Food Truck To Make Appearance At Final Mondays On Main

By: Tim Wood

The Mom and Pops Burgers food truck will finally get to participate in Mondays on Main on Aug. 26. Four local business people are sponsoring the truck to raise money for local charities. FILE PHOTO

CHATHAM – To say the least, Tony Guthrie was disappointed that food trucks were not allowed downtown during this summer's Mondays on Main music nights. He feels having them there would have attracted more people and injected some fun into the event; instead, a few people were able to block food trucks by claiming they'd take customers away from downtown restaurants.

“Not everybody wants to sit in a restaurant,” Guthrie said.

For the last Mondays on Main, coming up this Monday, Aug. 26, Guthrie, his Robert Paul Properties partner Sharon Mabile, Patti Lotane of the Cape Cod Five and attorney Karen Jennings Flynn are sponsoring the Mom and Pops Burgers food truck, which will be stationed in the parking lot of the Chatham Sign Shop just off Main Street. Mom and Pops will give away free samples of its food and donations will be collected for the Chatham Children's Fund and the Family Pantry of Cape Cod.

“We want to show people it's not the end of the world,” Guthrie said. “I think it will add to the fabric of the event and give a boost to a business that doesn't get the Main Street traffic and visibility.”

Because it is not selling food and will be located on private property, the truck doesn't require a permit from the board of selectmen. That's what held up the Chatham Merchants Association's plan to have Mom and Pops in town during the Mondays on Main events. In June several downtown business owners objected to the plan, and while selectmen suggested a four-date pilot program to judge the impact of the food truck, the merchants association withdrew the request at the direction of the Chatham Chamber of Commerce Board of Directors. The merchants association, which sponsors Mondays on Main, is under the umbrella of the chamber.

Guthrie and friends will underwrite the cost of the food, which the restaurant is providing at cost. He hopes that having the food truck present during the event will not only help raise money for the two charities, but will also show doubters that there's enough business to go around.

“We're a small seasonal town,” he said, and Mom and Pops is a local, West Chatham-based business that is a member of the chamber and merchants association. “It's not like McDonald's wants to set up shop here.”

Guthrie and Mabile have a history of using promotions to collect money for local nonprofits. They are currently supporting a program to collect backpacks filled with school supplies for local students, and during the July 8 Mondays on Main set up a free ice cream sundae bar in front of their downtown office to collect toys and raise money for the Children's Fund. That prompted a complaint to the health department from a local ice cream shop owner. Health Agent Judy Giorgio said while she allowed that event without a permit, future fundraisers that involve temperature-sensitive food will require a permit, though fees will be waived. She added that the health department permits food trucks but does not regulate their location.

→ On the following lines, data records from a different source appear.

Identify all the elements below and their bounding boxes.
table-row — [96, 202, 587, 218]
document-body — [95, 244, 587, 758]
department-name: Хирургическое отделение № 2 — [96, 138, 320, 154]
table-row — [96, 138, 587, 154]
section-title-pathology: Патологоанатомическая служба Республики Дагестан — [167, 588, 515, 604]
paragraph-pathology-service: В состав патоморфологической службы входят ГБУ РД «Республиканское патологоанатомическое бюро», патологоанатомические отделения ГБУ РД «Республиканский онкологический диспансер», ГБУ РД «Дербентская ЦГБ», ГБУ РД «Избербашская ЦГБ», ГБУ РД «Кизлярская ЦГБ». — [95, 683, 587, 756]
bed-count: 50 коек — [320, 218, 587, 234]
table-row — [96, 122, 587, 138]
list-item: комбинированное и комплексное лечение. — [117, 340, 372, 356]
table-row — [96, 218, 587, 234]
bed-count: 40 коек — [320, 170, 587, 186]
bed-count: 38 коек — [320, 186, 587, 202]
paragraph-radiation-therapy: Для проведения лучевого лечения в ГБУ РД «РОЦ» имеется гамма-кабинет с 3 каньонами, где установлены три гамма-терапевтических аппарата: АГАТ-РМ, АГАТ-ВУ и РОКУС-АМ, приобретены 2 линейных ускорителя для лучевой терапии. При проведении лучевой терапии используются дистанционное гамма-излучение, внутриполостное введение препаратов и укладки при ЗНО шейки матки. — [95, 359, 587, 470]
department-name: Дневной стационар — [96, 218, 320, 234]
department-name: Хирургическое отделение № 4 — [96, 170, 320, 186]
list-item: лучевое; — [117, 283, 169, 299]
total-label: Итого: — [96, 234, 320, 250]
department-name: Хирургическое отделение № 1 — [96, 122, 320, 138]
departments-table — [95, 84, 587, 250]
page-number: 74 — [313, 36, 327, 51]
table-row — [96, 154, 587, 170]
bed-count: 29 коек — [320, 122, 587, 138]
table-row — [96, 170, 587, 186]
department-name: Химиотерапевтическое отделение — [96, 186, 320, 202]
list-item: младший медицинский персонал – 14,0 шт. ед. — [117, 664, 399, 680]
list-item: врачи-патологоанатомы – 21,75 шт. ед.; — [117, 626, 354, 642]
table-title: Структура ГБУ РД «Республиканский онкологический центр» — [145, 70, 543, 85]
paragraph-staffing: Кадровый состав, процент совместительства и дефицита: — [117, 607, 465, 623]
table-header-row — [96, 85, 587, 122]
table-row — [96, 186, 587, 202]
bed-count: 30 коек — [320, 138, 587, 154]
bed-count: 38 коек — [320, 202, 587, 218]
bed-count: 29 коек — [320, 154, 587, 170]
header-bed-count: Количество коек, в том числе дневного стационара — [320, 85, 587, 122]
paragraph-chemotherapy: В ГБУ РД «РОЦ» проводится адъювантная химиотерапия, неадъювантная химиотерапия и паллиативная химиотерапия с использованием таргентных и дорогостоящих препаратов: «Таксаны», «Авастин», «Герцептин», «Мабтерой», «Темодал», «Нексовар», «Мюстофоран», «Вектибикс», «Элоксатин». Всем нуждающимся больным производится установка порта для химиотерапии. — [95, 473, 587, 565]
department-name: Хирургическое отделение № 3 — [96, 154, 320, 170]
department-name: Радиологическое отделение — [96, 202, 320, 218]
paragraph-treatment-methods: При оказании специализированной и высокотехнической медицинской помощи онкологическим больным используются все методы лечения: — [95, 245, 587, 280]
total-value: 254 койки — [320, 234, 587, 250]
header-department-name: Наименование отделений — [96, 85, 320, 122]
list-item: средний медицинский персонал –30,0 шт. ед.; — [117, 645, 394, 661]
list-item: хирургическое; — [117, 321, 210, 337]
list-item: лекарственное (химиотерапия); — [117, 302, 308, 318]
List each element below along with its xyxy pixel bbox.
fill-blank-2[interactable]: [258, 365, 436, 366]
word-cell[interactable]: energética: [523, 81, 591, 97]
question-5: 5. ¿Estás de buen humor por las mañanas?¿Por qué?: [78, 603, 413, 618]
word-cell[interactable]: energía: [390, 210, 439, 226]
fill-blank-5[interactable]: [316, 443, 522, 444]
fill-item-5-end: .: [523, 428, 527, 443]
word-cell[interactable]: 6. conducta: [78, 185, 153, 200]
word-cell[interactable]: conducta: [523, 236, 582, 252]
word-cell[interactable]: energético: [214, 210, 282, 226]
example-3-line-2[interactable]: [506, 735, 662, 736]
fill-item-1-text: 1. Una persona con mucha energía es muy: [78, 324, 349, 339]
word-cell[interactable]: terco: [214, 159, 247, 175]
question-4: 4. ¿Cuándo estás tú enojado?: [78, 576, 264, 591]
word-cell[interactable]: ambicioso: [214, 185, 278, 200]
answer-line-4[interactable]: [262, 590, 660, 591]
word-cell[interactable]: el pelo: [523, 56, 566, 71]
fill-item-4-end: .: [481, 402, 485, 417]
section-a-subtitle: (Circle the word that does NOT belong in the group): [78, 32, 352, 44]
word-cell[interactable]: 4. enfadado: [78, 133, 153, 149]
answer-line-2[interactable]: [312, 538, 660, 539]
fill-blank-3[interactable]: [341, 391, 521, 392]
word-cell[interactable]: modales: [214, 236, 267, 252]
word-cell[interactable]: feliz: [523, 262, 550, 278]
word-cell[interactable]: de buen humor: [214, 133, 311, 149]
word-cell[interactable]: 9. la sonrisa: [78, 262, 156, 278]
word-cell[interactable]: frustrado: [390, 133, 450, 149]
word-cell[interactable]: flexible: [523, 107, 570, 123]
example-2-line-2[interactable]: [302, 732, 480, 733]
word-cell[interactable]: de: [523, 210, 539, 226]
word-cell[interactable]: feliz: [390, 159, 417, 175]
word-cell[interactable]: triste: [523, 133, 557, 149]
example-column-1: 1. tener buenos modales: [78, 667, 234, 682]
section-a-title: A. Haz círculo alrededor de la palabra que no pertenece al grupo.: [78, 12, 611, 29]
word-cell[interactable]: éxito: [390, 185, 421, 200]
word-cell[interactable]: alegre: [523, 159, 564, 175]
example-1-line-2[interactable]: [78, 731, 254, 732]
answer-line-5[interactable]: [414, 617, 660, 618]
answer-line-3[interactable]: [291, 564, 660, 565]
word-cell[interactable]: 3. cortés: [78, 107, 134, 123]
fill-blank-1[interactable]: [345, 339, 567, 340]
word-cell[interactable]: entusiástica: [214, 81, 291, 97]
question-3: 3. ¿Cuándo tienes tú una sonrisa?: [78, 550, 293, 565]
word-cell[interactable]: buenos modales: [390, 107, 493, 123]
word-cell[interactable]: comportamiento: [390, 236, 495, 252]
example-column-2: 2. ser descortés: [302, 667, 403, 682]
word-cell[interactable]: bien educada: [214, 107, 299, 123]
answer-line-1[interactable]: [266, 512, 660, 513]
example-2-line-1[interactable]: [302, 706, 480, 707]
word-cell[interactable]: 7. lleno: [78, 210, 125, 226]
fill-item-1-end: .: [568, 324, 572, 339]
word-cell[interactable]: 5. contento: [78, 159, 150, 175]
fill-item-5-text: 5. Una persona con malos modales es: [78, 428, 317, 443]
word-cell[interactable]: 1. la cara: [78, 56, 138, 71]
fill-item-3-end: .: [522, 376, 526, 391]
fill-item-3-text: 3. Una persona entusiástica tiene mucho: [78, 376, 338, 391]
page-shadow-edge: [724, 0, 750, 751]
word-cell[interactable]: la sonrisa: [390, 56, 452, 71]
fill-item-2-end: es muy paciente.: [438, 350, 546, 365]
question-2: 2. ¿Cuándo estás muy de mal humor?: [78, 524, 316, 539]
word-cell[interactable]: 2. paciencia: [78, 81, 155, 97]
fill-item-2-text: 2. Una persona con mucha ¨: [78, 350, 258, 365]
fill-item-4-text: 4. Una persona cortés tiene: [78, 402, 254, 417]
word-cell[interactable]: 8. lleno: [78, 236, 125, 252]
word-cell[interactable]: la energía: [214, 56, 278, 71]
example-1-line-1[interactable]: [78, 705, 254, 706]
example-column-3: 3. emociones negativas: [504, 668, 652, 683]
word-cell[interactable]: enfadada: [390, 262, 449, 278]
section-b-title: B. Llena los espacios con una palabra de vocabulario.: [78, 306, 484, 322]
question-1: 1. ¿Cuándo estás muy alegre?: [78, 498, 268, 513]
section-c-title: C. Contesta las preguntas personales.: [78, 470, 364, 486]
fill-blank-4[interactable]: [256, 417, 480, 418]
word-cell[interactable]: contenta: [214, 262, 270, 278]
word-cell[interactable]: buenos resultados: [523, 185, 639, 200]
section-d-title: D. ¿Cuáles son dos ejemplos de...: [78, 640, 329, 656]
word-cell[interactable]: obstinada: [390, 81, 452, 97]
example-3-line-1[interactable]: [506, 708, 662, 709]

That's up to the board of selectmen. Currently, food trucks fall under the outdoor display and sale of goods bylaw which covers the downtown area. But if the food is given away and not sold, there is nothing for the board to regulate, particularly if the activity is taking place on private property.

Selectmen are scheduled to begin discussing mobile food vendor policies at their Sept. 12 meeting, according to chair Shareen Davis. She had no comment about the food truck's appearance at next week's Mondays on Main.

The chamber board postponed a food truck discussion until after Columbus Day, according to Executive Director Mary Cavanaugh, but the topic could come up at an upcoming board meeting, she said in an email Monday. She added that she did not know the details of the food truck at Monday's music stroll, but was disappointed a pilot program was not in place this summer to help shape food truck regulations.

Having the food truck at the last Mondays on Main is “kind of a celebration” of the weekly summertime music stroll, Guthrie said, and a chance to raise money for the two nonprofits as they head into their busy fall and winter seasons.

“As we slip into the shoulder and off seasons, that's when the needs are,” Guthrie noted.

The Chatham Sign Shop, at 40 Kent Place, behind 499 and 505 Main St., is donating use of its parking spots for the food truck, which will be there from 6 to 8 p.m.

“Everybody's welcome,” Guthrie said.